The Feast of the Poets is a poem by Leigh Hunt that was originally published in 1811 in the Reflector. It was published in an expanded form in 1814, and revised and expanded throughout his life. The work describes Hunt's contemporary poets, and either praises or mocks them by allowing only the best to dine with Apollo. The work also provided commentary on William Wordsworth and Romantic poetry. Critics praised or attacked the work on the basis of their sympathies towards Hunt's political views.
The Story of Rimini was a poem composed by Leigh Hunt, published in 1816. The work was based on his reading about Paolo and Francesca in hell. Hunt's version gives a sympathetic portrayal of how the two lovers came together after Francesca was married off to Paolo's brother. The work promotes compassion for all of humanity and the style served to contrast against the traditional 18th century poetic conventions. The work received mixed reviews, with most critics praising the language.

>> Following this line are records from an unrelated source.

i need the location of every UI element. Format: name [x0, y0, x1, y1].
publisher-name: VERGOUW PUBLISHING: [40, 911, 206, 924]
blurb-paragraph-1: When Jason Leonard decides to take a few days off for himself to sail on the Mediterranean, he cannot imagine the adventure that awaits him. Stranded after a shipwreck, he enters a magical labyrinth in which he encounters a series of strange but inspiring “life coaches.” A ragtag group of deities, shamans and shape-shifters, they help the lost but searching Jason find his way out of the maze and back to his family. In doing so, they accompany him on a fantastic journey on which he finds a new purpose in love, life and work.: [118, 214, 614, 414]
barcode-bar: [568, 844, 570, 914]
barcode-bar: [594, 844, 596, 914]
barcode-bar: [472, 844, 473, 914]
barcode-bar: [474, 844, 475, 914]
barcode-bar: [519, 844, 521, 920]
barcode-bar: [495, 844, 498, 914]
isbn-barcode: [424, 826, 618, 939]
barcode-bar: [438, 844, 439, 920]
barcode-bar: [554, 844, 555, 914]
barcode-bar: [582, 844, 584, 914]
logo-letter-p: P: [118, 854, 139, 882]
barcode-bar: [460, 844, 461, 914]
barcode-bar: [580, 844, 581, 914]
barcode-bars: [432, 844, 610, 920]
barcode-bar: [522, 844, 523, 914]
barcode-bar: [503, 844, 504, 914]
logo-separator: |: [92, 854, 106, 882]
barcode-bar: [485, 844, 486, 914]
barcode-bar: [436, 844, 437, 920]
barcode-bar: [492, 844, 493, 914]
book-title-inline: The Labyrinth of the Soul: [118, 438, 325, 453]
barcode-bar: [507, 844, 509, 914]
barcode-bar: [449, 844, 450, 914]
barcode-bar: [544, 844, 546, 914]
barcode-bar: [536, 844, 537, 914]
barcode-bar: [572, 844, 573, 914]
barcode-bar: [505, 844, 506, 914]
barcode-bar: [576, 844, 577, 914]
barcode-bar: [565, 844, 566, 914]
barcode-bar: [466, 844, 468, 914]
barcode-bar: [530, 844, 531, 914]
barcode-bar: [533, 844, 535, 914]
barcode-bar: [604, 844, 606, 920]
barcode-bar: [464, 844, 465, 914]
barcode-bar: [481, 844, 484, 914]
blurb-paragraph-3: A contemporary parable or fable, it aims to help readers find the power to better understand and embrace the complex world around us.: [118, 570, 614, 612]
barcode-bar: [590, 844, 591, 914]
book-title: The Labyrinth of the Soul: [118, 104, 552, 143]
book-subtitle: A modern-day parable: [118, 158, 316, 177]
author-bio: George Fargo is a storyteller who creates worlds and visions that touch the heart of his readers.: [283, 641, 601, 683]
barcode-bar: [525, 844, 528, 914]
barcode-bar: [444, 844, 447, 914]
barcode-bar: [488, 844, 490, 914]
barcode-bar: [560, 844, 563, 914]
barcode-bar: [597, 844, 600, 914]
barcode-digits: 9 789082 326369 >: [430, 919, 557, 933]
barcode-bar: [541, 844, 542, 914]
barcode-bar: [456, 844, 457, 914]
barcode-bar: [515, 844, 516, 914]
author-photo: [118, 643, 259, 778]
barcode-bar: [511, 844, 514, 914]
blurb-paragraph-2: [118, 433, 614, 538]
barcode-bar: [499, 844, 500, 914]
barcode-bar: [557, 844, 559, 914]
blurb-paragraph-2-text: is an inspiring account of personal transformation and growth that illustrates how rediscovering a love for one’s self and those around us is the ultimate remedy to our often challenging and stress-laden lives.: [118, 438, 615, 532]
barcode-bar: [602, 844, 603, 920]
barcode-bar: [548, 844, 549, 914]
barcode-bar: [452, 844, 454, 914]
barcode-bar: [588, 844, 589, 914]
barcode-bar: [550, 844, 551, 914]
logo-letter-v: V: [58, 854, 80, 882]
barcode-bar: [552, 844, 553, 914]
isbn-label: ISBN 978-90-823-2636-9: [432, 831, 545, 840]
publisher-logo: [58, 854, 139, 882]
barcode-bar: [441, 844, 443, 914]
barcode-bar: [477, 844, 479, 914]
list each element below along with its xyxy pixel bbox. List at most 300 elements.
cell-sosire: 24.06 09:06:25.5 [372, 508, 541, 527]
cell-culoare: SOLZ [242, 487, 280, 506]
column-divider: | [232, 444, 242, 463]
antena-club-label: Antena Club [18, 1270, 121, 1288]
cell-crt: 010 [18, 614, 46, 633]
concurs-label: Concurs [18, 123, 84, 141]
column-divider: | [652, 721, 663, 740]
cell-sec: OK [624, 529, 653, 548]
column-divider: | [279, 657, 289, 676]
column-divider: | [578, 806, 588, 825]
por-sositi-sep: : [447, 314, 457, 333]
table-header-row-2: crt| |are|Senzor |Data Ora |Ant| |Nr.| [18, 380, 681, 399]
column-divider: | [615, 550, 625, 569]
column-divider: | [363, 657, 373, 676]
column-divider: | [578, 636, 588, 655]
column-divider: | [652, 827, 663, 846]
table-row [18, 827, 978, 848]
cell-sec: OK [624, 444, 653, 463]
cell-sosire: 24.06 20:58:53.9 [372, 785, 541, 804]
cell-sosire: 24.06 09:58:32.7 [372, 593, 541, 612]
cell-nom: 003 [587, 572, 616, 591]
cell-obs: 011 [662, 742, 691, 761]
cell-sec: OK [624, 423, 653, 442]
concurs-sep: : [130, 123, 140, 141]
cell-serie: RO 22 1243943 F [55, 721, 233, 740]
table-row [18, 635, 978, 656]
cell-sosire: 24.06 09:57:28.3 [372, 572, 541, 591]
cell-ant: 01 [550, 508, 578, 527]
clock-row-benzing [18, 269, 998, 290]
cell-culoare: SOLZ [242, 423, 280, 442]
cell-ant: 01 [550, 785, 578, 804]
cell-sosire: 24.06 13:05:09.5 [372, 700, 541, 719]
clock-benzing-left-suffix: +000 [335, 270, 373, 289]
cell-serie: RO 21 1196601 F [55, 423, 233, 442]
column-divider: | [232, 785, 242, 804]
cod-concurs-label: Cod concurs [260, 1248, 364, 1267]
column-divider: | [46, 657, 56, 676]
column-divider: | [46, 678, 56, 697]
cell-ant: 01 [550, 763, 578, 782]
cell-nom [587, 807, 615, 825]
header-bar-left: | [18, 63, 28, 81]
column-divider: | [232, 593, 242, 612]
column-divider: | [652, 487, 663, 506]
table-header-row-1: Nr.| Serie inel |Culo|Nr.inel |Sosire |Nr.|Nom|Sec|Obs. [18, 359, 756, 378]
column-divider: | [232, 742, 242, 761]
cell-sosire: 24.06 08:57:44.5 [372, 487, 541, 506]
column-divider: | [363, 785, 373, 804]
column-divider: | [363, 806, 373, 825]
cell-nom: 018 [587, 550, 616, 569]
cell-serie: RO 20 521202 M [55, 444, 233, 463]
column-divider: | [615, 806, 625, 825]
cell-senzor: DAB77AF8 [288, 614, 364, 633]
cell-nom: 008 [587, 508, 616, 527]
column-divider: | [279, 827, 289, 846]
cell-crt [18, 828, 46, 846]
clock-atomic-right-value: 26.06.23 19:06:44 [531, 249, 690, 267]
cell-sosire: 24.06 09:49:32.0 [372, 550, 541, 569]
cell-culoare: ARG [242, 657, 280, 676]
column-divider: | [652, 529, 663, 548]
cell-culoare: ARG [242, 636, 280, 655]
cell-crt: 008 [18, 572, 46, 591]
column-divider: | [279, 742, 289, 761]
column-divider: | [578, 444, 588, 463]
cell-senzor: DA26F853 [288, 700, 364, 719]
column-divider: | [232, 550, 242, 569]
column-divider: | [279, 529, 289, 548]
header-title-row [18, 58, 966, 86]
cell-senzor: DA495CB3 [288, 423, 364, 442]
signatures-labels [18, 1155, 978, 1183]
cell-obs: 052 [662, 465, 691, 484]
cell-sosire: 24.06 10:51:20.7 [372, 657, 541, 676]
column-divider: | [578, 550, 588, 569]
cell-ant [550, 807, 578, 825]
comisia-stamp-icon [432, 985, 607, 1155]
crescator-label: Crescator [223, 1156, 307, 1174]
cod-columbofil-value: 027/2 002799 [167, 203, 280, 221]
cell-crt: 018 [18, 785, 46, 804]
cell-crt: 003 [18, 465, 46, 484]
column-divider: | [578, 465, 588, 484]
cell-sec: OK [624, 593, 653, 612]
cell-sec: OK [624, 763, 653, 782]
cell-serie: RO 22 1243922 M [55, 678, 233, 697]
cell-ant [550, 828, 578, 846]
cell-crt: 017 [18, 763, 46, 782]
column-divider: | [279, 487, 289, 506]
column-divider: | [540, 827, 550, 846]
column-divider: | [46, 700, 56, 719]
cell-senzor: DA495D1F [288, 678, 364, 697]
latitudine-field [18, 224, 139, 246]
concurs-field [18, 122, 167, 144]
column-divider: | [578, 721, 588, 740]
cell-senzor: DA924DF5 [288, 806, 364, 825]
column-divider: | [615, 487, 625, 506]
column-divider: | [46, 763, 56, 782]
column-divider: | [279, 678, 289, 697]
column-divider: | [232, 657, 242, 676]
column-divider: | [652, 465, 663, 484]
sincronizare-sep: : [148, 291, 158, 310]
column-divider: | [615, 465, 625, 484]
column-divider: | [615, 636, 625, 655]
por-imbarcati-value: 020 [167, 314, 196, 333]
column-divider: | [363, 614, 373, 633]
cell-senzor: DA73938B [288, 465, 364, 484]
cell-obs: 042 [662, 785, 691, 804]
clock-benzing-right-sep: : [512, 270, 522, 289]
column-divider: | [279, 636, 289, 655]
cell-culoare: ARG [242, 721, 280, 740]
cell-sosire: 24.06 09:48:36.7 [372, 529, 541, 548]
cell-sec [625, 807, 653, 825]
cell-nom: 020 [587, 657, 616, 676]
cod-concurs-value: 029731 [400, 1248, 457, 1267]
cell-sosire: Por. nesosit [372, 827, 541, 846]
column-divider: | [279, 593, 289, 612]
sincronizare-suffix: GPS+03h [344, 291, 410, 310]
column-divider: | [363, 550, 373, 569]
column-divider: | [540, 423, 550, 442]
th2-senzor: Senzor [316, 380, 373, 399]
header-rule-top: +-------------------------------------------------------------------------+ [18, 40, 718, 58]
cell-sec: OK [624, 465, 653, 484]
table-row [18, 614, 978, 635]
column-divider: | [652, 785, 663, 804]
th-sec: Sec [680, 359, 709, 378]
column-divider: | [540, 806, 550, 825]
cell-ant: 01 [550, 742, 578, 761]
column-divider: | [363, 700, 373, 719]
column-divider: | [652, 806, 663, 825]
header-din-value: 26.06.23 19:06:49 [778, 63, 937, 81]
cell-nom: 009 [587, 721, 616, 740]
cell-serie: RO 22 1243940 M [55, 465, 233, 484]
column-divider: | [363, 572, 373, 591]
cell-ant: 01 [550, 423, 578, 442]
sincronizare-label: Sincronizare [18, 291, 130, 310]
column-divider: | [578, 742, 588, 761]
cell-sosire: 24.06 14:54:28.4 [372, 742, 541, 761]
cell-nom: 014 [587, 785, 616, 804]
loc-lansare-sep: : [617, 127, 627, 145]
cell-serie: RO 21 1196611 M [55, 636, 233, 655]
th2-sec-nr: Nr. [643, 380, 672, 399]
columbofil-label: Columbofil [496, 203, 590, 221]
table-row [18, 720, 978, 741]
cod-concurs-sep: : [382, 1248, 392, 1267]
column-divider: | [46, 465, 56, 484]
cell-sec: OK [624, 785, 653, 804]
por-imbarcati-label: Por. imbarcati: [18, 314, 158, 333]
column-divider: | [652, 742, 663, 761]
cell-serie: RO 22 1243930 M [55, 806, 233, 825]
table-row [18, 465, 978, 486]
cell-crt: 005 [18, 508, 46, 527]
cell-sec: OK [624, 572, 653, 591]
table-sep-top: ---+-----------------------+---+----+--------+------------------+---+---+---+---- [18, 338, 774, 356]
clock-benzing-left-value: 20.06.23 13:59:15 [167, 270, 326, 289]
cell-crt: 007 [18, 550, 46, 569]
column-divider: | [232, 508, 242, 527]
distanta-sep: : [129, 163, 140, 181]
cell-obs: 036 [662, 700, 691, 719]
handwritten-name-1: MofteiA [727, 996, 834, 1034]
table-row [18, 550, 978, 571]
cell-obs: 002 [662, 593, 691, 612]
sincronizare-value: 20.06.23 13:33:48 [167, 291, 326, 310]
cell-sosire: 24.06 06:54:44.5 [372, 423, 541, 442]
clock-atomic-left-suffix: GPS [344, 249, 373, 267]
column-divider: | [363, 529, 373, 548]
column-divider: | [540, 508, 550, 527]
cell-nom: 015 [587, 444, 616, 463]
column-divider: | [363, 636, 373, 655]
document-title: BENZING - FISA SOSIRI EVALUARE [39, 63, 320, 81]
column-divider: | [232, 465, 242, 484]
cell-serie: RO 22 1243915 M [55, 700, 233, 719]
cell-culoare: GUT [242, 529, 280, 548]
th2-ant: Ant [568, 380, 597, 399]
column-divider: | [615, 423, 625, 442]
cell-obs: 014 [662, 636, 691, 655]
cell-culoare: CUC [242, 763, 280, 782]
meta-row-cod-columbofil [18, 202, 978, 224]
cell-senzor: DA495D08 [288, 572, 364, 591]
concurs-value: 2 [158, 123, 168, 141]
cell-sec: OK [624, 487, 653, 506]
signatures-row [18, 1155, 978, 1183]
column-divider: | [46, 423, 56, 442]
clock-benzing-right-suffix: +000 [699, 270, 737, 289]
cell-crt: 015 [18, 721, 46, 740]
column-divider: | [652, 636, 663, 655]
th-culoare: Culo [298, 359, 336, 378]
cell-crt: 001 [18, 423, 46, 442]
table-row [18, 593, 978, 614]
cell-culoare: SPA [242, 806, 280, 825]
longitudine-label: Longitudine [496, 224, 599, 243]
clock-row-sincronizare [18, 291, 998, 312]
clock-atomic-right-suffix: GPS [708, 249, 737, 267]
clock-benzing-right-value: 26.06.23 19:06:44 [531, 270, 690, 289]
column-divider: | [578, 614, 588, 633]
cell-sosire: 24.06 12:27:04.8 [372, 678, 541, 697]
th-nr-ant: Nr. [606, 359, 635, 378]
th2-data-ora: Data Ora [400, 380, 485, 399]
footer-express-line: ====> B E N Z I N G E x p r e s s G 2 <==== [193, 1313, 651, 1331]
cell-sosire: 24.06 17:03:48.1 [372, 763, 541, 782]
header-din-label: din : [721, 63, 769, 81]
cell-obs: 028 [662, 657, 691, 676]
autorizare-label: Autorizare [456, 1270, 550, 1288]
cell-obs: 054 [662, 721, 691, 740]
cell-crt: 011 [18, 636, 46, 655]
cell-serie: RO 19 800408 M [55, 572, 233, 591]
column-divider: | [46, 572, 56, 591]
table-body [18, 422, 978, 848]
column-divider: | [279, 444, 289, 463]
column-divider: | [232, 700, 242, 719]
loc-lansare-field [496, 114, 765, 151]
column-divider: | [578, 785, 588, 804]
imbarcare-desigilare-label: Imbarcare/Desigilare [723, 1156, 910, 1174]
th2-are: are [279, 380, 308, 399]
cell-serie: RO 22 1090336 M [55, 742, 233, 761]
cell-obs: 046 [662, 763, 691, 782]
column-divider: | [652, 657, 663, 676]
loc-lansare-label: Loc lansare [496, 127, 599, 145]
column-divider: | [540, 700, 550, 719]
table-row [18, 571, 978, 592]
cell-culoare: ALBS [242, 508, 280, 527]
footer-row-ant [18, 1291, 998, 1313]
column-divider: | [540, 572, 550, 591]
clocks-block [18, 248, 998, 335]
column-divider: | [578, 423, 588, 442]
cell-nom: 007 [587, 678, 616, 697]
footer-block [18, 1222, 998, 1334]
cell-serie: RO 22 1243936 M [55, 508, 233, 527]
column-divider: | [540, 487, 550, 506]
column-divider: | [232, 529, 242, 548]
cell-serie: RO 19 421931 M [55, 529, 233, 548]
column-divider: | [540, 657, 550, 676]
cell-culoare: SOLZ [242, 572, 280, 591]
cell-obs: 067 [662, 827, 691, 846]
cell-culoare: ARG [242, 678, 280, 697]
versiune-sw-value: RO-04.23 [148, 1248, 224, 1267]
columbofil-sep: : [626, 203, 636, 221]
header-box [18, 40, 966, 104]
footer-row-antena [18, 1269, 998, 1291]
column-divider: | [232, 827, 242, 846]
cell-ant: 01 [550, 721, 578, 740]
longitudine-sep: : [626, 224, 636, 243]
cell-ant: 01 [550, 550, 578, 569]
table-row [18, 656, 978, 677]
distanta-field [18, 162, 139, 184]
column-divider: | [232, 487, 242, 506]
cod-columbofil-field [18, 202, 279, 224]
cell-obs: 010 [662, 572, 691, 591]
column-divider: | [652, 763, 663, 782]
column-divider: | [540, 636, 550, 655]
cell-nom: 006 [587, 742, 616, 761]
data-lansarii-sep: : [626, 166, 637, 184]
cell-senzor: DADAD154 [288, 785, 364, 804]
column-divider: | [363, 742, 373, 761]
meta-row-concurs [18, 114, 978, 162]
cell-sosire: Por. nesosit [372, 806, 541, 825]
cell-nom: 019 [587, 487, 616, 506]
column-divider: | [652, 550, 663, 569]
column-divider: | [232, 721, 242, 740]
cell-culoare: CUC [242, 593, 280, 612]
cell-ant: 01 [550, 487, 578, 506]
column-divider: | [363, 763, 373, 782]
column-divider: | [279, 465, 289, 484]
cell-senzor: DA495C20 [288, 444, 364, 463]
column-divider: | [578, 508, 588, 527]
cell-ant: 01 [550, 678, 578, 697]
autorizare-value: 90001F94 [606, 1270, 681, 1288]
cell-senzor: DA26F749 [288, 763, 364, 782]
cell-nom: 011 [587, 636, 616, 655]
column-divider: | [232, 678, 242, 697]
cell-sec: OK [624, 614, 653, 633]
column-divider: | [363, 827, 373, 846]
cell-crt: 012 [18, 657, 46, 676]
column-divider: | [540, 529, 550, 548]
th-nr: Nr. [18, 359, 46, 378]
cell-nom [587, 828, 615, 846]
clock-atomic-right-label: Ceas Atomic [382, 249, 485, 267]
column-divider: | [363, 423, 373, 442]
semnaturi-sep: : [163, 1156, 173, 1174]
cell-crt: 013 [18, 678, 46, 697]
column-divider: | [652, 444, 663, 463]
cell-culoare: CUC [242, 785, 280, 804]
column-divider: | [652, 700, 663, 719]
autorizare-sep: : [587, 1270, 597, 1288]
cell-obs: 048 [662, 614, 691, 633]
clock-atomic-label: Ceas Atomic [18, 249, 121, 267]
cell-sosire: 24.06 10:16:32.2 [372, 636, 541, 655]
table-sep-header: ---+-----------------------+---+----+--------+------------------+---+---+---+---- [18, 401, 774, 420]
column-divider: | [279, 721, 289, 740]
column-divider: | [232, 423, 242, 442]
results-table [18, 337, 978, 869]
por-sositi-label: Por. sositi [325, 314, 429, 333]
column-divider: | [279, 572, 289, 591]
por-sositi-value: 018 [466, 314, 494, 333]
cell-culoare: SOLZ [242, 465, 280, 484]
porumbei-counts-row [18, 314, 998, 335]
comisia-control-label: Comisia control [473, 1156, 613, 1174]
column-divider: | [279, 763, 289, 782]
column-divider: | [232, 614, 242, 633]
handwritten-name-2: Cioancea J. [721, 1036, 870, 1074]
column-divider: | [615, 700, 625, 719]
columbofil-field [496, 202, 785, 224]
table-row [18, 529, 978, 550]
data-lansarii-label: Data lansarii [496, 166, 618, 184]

The Nymphs was composed by Leigh Hunt and published in Foliage, his 1818 collection of poems. The work describes the spirits of a rural landscape that are connected to Greek mythology. The images serve to discuss aspects of British life along with promoting the freedom of conscience for the British people. The collection as a whole received many attacks by contemporary critics, but later commentators viewed the poem favourably.
"The Cloud" is a major 1820 poem written by Percy Bysshe Shelley. "The Cloud" was written during late 1819 or early 1820, and submitted for publication on 12 July 1820. The work was published in the 1820 collection Prometheus Unbound, A Lyrical Drama, in Four Acts, With Other Poems by Charles and James Ollier in London in August 1820. The work was proof-read by John Gisborne. There were multiple drafts of the poem. The poem consists of six stanzas in anapestic or antidactylus meter, a foot with two unaccented syllables followed by an accented syllable.
Romanticism was an artistic, literary, and intellectual movement that originated in Europe toward the end of the 18th century. Scholars regard the publishing of William Wordsworth's and Samuel Coleridge's Lyrical Ballads in 1798 as probably the beginning of the movement in England, and the crowning of Queen Victoria in 1837 as its end. Romanticism arrived in other parts of the English-speaking world later; in the United States, about 1820.